Em pessoas sem sobrepeso ou sem alteração na glicose, o uso pode provocar:

Hipoglicemia (queda rápida do açúcar no sangue)

Tremores, tontura e sudorese

Confusão mental

Pancreatite (inflamação do pâncreas), em casos mais graves

O medicamento não é fornecido pelo Sistema Único de Saúde (SUS).

Existe tratamento gratuito para obesidade?

Sim. No Paraná, o atendimento começa pela Unidade Básica de Saúde (UBS).

Se houver indicação, o paciente é encaminhado ao endocrinologista, que solicita exames, avalia o perfil metabólico e define o tratamento adequado. A medicação só deve ser utilizada com prescrição e acompanhamento.

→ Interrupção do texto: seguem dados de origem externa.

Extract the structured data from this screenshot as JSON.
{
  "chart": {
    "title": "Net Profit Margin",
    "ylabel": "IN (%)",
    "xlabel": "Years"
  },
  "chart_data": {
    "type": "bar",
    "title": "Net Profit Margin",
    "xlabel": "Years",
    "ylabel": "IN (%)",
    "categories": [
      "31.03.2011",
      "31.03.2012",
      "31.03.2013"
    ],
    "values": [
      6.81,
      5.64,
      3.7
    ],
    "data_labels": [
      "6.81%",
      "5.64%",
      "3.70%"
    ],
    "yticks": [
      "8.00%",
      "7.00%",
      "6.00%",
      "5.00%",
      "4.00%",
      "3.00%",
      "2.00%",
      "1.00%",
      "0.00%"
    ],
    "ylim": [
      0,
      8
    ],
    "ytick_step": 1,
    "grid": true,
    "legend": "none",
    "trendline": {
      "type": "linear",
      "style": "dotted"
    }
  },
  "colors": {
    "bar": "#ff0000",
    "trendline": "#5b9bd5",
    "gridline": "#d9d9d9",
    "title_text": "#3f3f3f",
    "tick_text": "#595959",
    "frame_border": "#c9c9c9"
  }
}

Descarte: ponto importante e pouco falado

Canetas e agulhas não podem ir para o lixo comum nem reciclável, elas possuem material perfurocortante e resíduo biológico, que podem:

Ferir coletores

Transmitir doenças

Contaminar solo e água

O descarte correto é:

Colocar agulhas e canetas usadas em recipiente plástico rígido com tampa rosqueável (exemplo: embalagem de amaciante).

Fechar quando atingir 2/3 da capacidade.

Identificar como “resíduo perfurocortante”.

Levar até uma UBS, que funciona como ponto de entrega.

A orientação da Secretaria de Estado da Saúde é clara: medicamento para controle de peso não deve ser usado por conta própria. Avaliação médica é indispensável.